Hegemonik erkeklik inşasının hemen bütün romanlarda toplumsal bir kabul olarak nesilden nesle aktarıldığı dikkat çekmektedir. “İşkenceci” romanında İşkenceci‟nin dört kız kardeşi arasında ayrı bir yeri vardır; “Koyu karanlıkları oğlu ile geçerdi baba. Dört kız; dört bela. Oğul gökte yıldız, yerde mücevher, tarlada saban, hükümette kâtip, kavgada silah, yaşlılıkta para, gençlikte teba!” (Alatlı, 2002: 7). Erkek, hem aile içinde hem de sosyal alanda babanın güvencesi ve gücün sembolü olarak aktarılmaktadır. “Abdurrahman Ağa‟ya bir oğul yakışırdı” (Alatlı, 2002: 7) ifadesinde ağalık, güç gösterisinde erkekliğe verilen önem imlenir. İşkenceci‟nin okula başlamasıyla Abdurrahman Ağa kadın öğretmenin otoritesi ile karşılaşır. “Kadına itaat, dişiyi kamufle eden kıyafet devriminin lütfu olsa gerektir” (Alatlı, 2002: 14) sözlerinde kadının iş hayatına atılmasıyla sınıfsal farklılığının gerektirdiği itaatin hegemonik erkekliği örselediği imlenmektedir.

“Yaseminler Tüter mi, Hâlâ?” romanında Eleni Naciye‟nin hem Rum hem Türk toplumunda hegemonik erkekliğin baskısı altında değiştirildiği, dönüştürüldüğü hatta kaderinin yönlendirildiği dikkat çeker.

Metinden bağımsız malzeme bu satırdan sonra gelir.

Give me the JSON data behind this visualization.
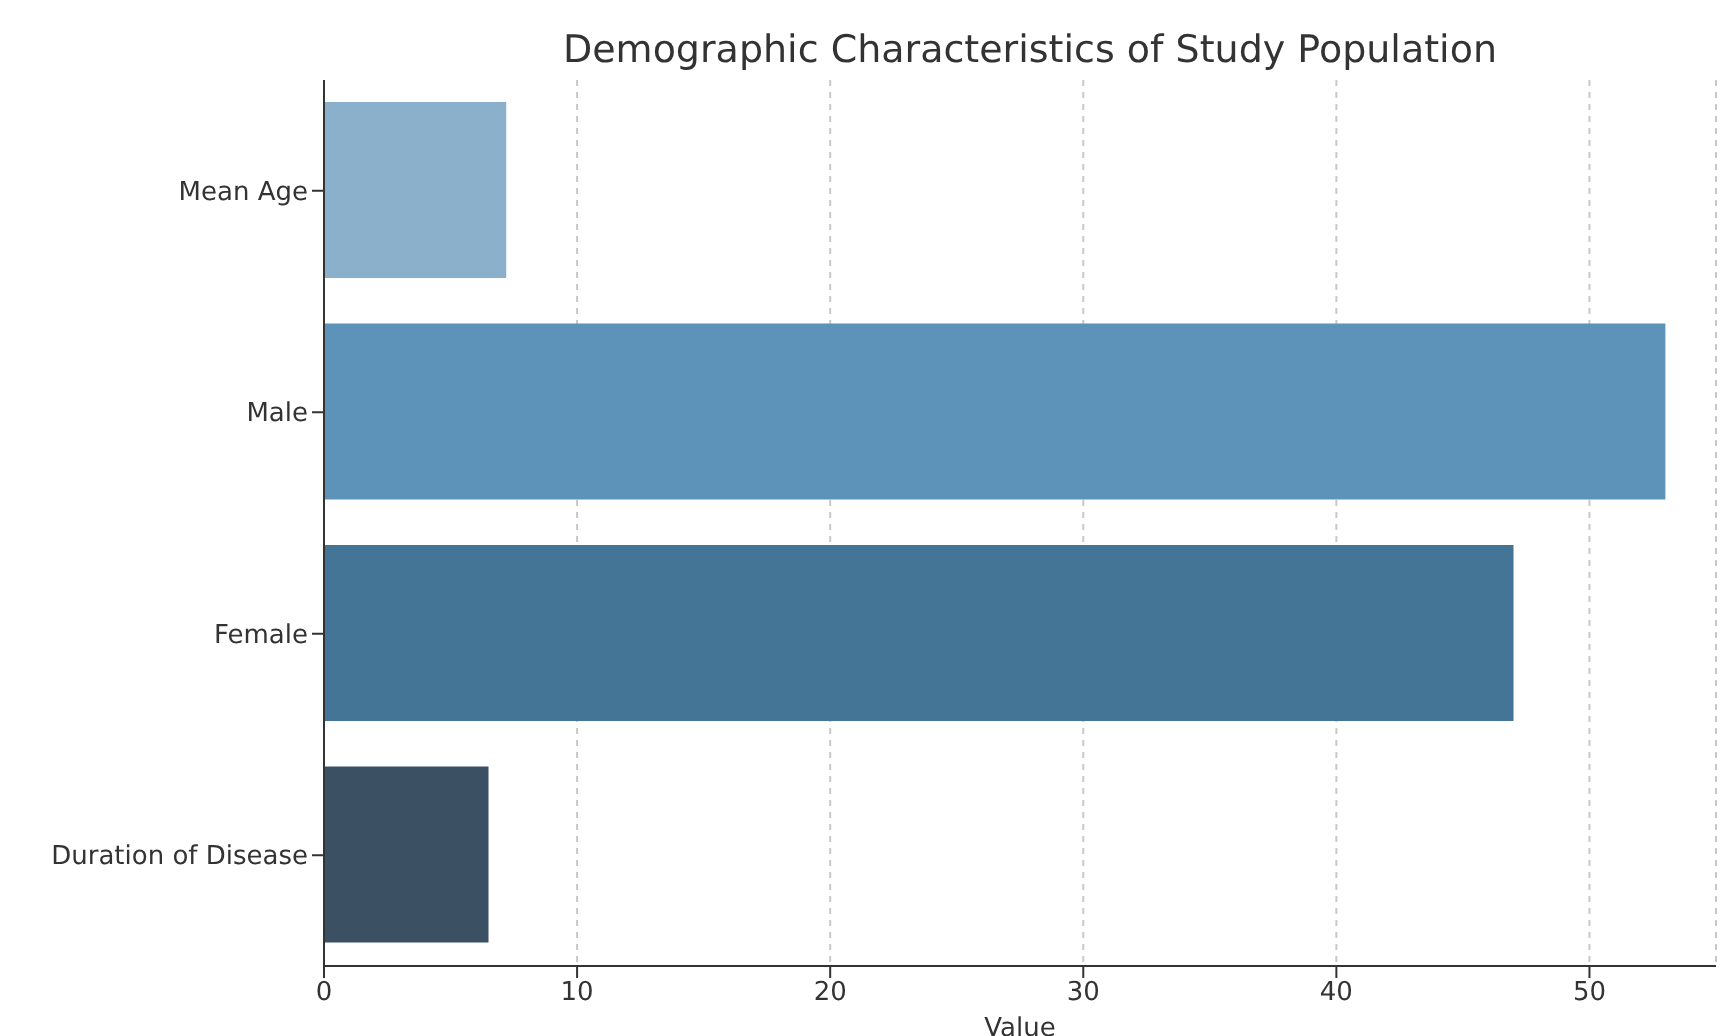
{
  "chart_data": {
    "type": "bar",
    "orientation": "horizontal",
    "title": "Demographic Characteristics of Study Population",
    "xlabel": "Value",
    "categories": [
      "Mean Age",
      "Male",
      "Female",
      "Duration of Disease"
    ],
    "values": [
      7.2,
      53,
      47,
      6.5
    ],
    "colors": [
      "#8ab0cc",
      "#5d93b9",
      "#447596",
      "#3c5064"
    ],
    "xlim": [
      0,
      55
    ],
    "xticks": [
      0,
      10,
      20,
      30,
      40,
      50
    ],
    "grid": "x"
  }
}
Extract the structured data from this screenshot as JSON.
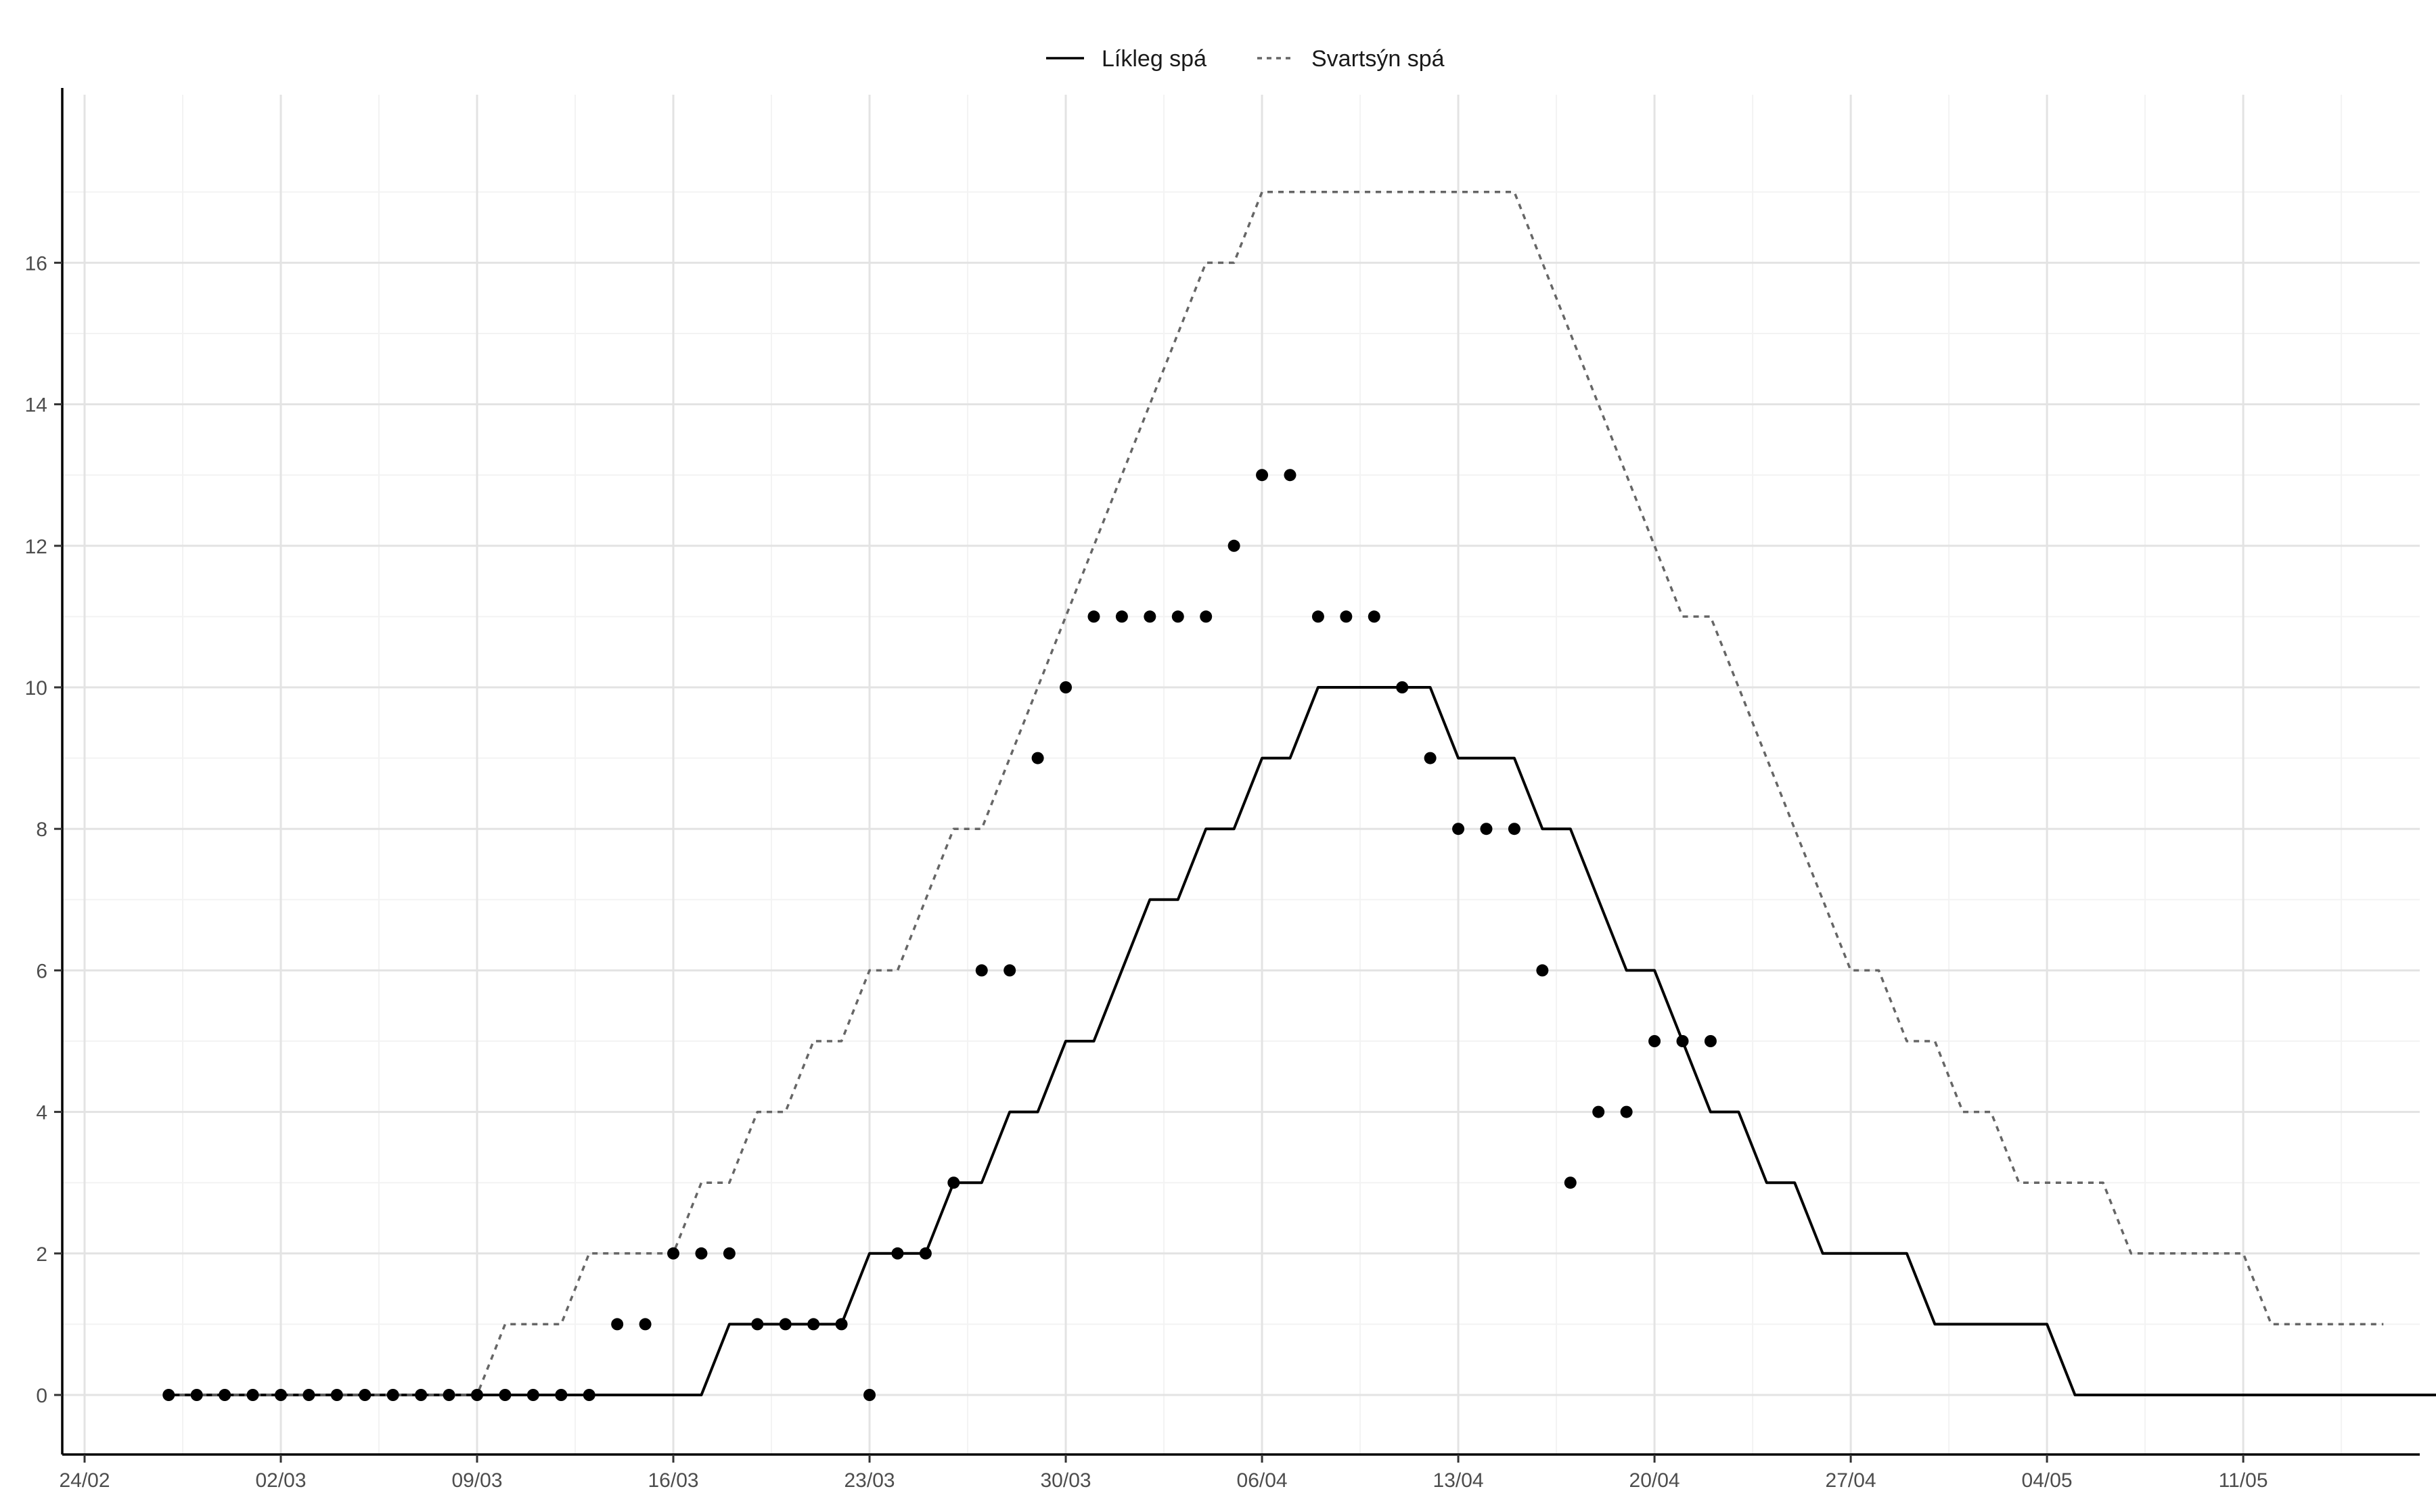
{
  "chart_data": {
    "type": "line",
    "title": "",
    "xlabel": "",
    "ylabel": "",
    "x_start_date": "2020-02-24",
    "xlim": [
      "2020-02-24",
      "2020-05-19"
    ],
    "ylim": [
      0,
      17.5
    ],
    "x_ticks": [
      "24/02",
      "02/03",
      "09/03",
      "16/03",
      "23/03",
      "30/03",
      "06/04",
      "13/04",
      "20/04",
      "27/04",
      "04/05",
      "11/05"
    ],
    "y_ticks": [
      0,
      2,
      4,
      6,
      8,
      10,
      12,
      14,
      16
    ],
    "grid": true,
    "legend_position": "top",
    "legend": [
      {
        "label": "Líkleg spá",
        "style": "solid"
      },
      {
        "label": "Svartsýn spá",
        "style": "dashed"
      }
    ],
    "series": [
      {
        "name": "Líkleg spá",
        "style": "solid",
        "color": "#000000",
        "start_date": "2020-02-27",
        "values": [
          0,
          0,
          0,
          0,
          0,
          0,
          0,
          0,
          0,
          0,
          0,
          0,
          0,
          0,
          0,
          0,
          0,
          0,
          0,
          0,
          1,
          1,
          1,
          1,
          1,
          2,
          2,
          2,
          3,
          3,
          4,
          4,
          5,
          5,
          6,
          7,
          7,
          8,
          8,
          9,
          9,
          10,
          10,
          10,
          10,
          10,
          9,
          9,
          9,
          8,
          8,
          7,
          6,
          6,
          5,
          4,
          4,
          3,
          3,
          2,
          2,
          2,
          2,
          1,
          1,
          1,
          1,
          1,
          0,
          0,
          0,
          0,
          0,
          0,
          0,
          0,
          0,
          0,
          0,
          0,
          0,
          0,
          0
        ]
      },
      {
        "name": "Svartsýn spá",
        "style": "dashed",
        "color": "#666666",
        "start_date": "2020-02-27",
        "values": [
          0,
          0,
          0,
          0,
          0,
          0,
          0,
          0,
          0,
          0,
          0,
          0,
          1,
          1,
          1,
          2,
          2,
          2,
          2,
          3,
          3,
          4,
          4,
          5,
          5,
          6,
          6,
          7,
          8,
          8,
          9,
          10,
          11,
          12,
          13,
          14,
          15,
          16,
          16,
          17,
          17,
          17,
          17,
          17,
          17,
          17,
          17,
          17,
          17,
          16,
          15,
          14,
          13,
          12,
          11,
          11,
          10,
          9,
          8,
          7,
          6,
          6,
          5,
          5,
          4,
          4,
          3,
          3,
          3,
          3,
          2,
          2,
          2,
          2,
          2,
          1,
          1,
          1,
          1,
          1
        ]
      },
      {
        "name": "",
        "style": "points",
        "color": "#000000",
        "start_date": "2020-02-27",
        "values": [
          0,
          0,
          0,
          0,
          0,
          0,
          0,
          0,
          0,
          0,
          0,
          0,
          0,
          0,
          0,
          0,
          1,
          1,
          2,
          2,
          2,
          1,
          1,
          1,
          1,
          0,
          2,
          2,
          3,
          6,
          6,
          9,
          10,
          11,
          11,
          11,
          11,
          11,
          12,
          13,
          13,
          11,
          11,
          11,
          10,
          9,
          8,
          8,
          8,
          6,
          3,
          4,
          4,
          5,
          5,
          5
        ]
      }
    ]
  }
}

Çocukluğundan beri erkeklerin hizmetinde olan Eleni doğduğu Kıbrıs Rum kesiminde, Arif‟le evlendikten sonra ise Kıbrıs Türk Kesiminde, Arif‟le ayrıldıktan sonra gittiği Yunanistan‟da eril gücün karşısında zayıf, çaresiz bir kadındır. Babasının evinden Melas‟ların evine hizmetçi olarak verildikten sonra orda tecavüze uğrar ve babası tarafından dövülerek teyzesinin evine gönderilir. Arif‟le evlendikten sonra atılan iftira sonucu oradan

(10)

945 Nilüfer AKA ERDEM ayrılmak zorunda kalır, Yunanistan‟da evlendiği Glafkos‟un ilk evliliğini Türk ile yaptığını öğrenmesi üzerine eşi tarafından öldürülür. Yaşamı boyunca her duruma uyum sağlayan itaatkâr Eleni Naciye hep erkeklerin baskısına maruz kalır. Hiçbir zaman kendi olamaz çünkü toplumun kabulleri kadının erkek karşısındaki zayıflığı üzerine kurulmuştur. Eril gücün yüceltilmesinin romanda özellikle dinsel söylemin etkisiyle olduğuna değinilmektedir; “Tanrı‟nın görkemini erkek simgeler. Kadın, erkeğin görkemini yansıtandır. Çünkü erkek kadından değil, kadın erketen yaratılmıştır. Erkek kadın için değil, kadın erkek için yaratılmıştır. Başının örtüsü, itaatinin simgesidir” (Alatlı, 2011: 15). Aziz Andreas Manastırının Kutsal Kitabından alıntı olarak aktarılan bu ifadeler, Rum kesiminde kadının değersizleştirilmiş ve erkeğe göre belirlenmiş konumunu ortaya koyması bakımından önemlidir. Cehennemde kadınların erkeklerden daha fazla olduğu ve her zaman İblis‟le işbirliği yaptıklarını savunan erkek egemen bilginin, nesiller boyu kodlanarak günümüze kadar aktarıldığı görülür. Üç farklı toplumda kadının konumu temizlik, yemek, çocuk yapmak ve ailesinin sözünden çıkmamak olarak belirlenmektedir. Eleni Naciye örneğinde aktarılan bu durum, kadının her girdiği toplumda dönüştürülerek belirli rolleri benimsemeye zorlanması, kimlik bunalımını içinde yaşaması ile ortaya konulur. Dinsel söylemin kadını değersizleştirmesinde bunun bütün inanç biçimlerine yansıdığı dikkat çekmektedir. Eleni‟nin kilisede dua edişinde eril gücün etkisi barizdir. Romanda bu durum şöyle aktarılır; “Sen de yardım edesin be Hazreti İsa! Bir büyük efendi peygambersin sen de. Hepiniz yardım edesiniz hazreti peygamberler!” Fresklerdeki, kadın figürlerini atlayıp, erkeklere seslendi” (Alatlı, 2011: 193). Eleni‟nin kadın figürlerinden hiçbir yardım alamayacağını düşünerek erkek figürlere yönelmesi, dinsel söylemin toplumsal cinsiyet belirleyiciliğinde erkeği nasıl konumlandırdığını imler. Toplumsal cinsiyetin erkek lehine işlerliğinde dini alanı kapsayan “ilişkilerin cinsiyetlendirilmesi” (Sancar, 2013: 191) söz konusudur. Erkek baskısına maruz kalan kadın bu gücü benimsemiştir. Tanrı‟ya, onun gücünü sembolize edenlere atfedilen cinsiyetin erkek olduğu işaret edilir.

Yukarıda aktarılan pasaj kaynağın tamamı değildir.